There has been a growing awareness of bias in machine learning and a proliferation of different notions of fairness. While formal definitions of fairness outline different ways fairness might be computed, some notions of fairness do not provide guidance on implementation of machine learning in practice. In juvenile justice settings in particular, computational solutions to fairness often lead to ethical quandaries.

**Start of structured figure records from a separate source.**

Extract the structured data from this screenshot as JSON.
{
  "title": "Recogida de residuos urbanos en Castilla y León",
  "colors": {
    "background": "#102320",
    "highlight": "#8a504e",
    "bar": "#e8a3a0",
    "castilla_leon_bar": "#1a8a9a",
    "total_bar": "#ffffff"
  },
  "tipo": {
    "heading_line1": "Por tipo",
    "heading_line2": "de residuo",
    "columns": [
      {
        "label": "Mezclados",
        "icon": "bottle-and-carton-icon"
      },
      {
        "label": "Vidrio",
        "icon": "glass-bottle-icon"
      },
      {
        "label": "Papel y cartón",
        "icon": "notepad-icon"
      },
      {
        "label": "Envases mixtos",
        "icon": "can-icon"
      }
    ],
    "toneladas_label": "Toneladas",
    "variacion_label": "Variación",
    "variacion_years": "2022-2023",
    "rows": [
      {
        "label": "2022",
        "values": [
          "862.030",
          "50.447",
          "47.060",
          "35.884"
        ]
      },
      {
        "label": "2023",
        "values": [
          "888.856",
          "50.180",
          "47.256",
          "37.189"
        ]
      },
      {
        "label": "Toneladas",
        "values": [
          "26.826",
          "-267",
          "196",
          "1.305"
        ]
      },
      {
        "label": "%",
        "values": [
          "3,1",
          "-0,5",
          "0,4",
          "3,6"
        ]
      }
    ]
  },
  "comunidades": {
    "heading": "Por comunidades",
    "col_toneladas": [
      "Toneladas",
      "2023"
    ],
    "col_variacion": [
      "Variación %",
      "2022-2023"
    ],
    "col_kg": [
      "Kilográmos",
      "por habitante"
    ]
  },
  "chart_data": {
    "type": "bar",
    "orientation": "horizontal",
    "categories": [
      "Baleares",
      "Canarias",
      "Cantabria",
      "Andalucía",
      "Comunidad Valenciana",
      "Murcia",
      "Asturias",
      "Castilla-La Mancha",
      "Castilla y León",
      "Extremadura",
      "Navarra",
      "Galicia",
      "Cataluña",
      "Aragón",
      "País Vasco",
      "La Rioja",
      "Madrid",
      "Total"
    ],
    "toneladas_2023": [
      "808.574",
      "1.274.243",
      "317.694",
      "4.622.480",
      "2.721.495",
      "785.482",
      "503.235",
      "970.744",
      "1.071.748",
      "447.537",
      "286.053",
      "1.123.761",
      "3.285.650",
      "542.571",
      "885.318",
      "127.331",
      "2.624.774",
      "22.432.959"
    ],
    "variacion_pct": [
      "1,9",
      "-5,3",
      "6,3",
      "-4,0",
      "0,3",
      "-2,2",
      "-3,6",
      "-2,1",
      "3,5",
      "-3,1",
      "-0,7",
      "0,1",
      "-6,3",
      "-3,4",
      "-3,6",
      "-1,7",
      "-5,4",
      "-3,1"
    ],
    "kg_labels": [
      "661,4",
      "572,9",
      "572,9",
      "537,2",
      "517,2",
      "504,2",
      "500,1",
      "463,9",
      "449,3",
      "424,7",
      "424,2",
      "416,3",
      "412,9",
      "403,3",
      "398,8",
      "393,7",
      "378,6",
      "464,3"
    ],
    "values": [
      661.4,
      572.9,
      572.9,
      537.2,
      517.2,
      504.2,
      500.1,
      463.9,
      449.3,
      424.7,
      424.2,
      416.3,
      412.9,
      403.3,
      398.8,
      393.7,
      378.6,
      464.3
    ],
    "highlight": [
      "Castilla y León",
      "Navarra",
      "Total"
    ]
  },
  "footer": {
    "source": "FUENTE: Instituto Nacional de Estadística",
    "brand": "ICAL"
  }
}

Achieving algorithmic fairness in a setting that has long roots in structural racism, with data that reflects those in-equalities, may not be possible. And with different racial groups experiencing different rates of key outcomes (like a new disposition) at markedly different rates, it is difficult for any machine learning model to produce similar accuracy, false positive rates, and false negative rates. These ideas are tested with data from a large, urban county in the Midwest United States to examine how different models and different cutoffs combine to show the possibilities and limits of achieving machine learning fairness in an applied justice setting.
应用司法环境下的机器学习公平性和准确性
人们越来越意识到机器学习中的偏见,不同的公平概念也在激增。虽然公平的正式定义概述了计算公平的不同方式,但一些公平的概念并没有为机器学习在实践中的实现提供指导。特别是在青少年司法环境中,公平的计算解决方案常常导致道德困境。在一个长期植根于结构性种族主义、数据反映不平等的环境中,实现算法公平可能是不可能的。由于不同的种族群体经历不同的关键结果(比如新的性格)的比率明显不同,任何机器学习模型都很难产生相似的准确性、假阳性率和假阴性率。这些想法用来自美国中西部一个大型城市县的数据进行了测试,以检查不同的模型和不同的截止值如何结合起来,以显示在应用司法环境中实现机器学习公平性的可能性和局限性。
本文章由计算机程序翻译,如有差异,请以英文原文为准。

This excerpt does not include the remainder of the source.